Ugh! What ugliness we hath wrought.
Note [CafInfo and floating]
What happens when we try to float bindings to the top level? At this point all the CafInfo is supposed to be correct, and we must make certain that is true of the new top-level bindings. There are two cases to consider
a) The top-level binding is marked asCafRefs. In that case we are basically fine. The floated bindings had better all be lazy lets, so they can float to top level, but they'll all have HasCafRefs (the default) which is safe.
b) The top-level binding is marked NoCafRefs. This really happens Example. CoreTidy produces
$fApplicativeSTM [NoCafRefs] = D:Alternative retry# ...blah...
Now CorePrep has to eta-expand to
$fApplicativeSTM = let sat = \xy. retry x y in D:Alternative sat ...blah...
So what we want is
sat [NoCafRefs] = \xy. retry x y $fApplicativeSTM [NoCafRefs] = D:Alternative sat ...blah...
So, gruesomely, we must set the NoCafRefs flag on the sat bindings, and substitute the modified 'sat' into the old RHS.
It should be the case that 'sat' is itself [NoCafRefs] (a value, no cafs) else the original top-level binding would not itself have been marked [NoCafRefs]. The DEBUG check in CoreToStg for consistentCafInfo will find this.
This is all very gruesome and horrible. It would be better to figure out CafInfo later, after CorePrep. We'll do that in due course. Meanwhile this horrible hack works.
Note [CAFfyness inconsistencies due to eta expansion in TidyPgm]
Eta expansion during CorePrep can have non-obvious negative consequences on the CAFfyness computation done by TidyPgm (see Note [Disgusting computation of CafRefs] in TidyPgm).
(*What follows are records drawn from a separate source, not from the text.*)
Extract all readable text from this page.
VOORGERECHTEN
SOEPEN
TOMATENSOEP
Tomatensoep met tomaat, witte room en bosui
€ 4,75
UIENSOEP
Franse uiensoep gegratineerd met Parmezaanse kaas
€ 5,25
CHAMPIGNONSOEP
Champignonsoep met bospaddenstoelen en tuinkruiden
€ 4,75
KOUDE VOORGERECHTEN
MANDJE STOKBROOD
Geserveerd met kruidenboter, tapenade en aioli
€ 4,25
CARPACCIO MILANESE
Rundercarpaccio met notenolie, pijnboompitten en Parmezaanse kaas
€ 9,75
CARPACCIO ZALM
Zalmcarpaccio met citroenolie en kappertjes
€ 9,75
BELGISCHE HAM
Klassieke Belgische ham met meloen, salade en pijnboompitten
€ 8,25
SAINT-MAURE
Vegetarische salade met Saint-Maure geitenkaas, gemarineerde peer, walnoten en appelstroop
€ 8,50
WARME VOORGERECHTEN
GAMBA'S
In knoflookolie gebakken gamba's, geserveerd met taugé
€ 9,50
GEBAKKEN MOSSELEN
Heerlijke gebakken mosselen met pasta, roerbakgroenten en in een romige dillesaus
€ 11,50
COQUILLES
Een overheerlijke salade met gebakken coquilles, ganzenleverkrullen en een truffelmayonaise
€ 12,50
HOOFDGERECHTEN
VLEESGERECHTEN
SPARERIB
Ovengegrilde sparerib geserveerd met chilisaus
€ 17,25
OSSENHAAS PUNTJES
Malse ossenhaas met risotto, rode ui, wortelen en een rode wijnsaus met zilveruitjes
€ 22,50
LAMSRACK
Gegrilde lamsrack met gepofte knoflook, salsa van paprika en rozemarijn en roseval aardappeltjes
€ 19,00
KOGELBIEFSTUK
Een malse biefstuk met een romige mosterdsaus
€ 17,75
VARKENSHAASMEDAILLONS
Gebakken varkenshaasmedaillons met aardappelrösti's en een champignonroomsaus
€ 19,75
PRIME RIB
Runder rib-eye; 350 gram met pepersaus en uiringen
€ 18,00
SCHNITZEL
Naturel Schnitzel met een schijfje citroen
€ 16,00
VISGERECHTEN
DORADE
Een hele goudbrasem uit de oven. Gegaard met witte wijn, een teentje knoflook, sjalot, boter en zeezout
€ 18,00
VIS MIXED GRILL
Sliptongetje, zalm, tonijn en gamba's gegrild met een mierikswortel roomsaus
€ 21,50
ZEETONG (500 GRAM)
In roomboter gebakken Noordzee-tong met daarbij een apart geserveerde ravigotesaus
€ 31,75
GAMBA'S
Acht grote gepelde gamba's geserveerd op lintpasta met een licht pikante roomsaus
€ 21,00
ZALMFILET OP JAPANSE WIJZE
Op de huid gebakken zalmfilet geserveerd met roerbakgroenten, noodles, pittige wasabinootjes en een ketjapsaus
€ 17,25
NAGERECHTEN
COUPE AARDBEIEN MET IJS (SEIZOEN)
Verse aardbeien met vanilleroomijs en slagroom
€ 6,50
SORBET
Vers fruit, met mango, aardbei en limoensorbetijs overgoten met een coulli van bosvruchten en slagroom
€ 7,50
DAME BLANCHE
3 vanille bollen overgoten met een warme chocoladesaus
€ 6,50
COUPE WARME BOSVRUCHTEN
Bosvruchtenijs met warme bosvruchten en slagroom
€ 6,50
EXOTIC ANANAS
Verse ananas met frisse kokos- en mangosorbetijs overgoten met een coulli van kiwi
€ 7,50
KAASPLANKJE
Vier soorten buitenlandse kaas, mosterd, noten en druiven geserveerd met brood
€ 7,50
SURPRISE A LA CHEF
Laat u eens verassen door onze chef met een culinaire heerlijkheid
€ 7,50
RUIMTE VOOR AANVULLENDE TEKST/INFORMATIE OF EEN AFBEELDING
This late expansion happens/happened for a few reasons:
CorePrep previously eta expanded unsaturated primop applications, as described in Note [Primop wrappers]).
CorePrep still does eta expand unsaturated data constructor applications.
In particular, consider the program:
data Ty = Ty (RealWorld# -> (# RealWorld#, Int #)) -- Is this CAFfy? x :: STM Int x = Ty (retry# @Int)
Consider whether x is CAFfy. One might be tempted to answer "no". Afterall, f obviously has no CAF references and the application (retry# @Int) is essentially just a variable reference at runtime.
However, when CorePrep expanded the unsaturated application of 'retry#' it would rewrite this to
x = \u  let sat = retry# @Int in Ty sat
This is now a CAF. Failing to handle this properly was the cause of #16846 (closed). We fixed this by eliminating the need to eta expand primops, as described in Note [Primop wrappers]), However we have not yet done the same for data constructor applications.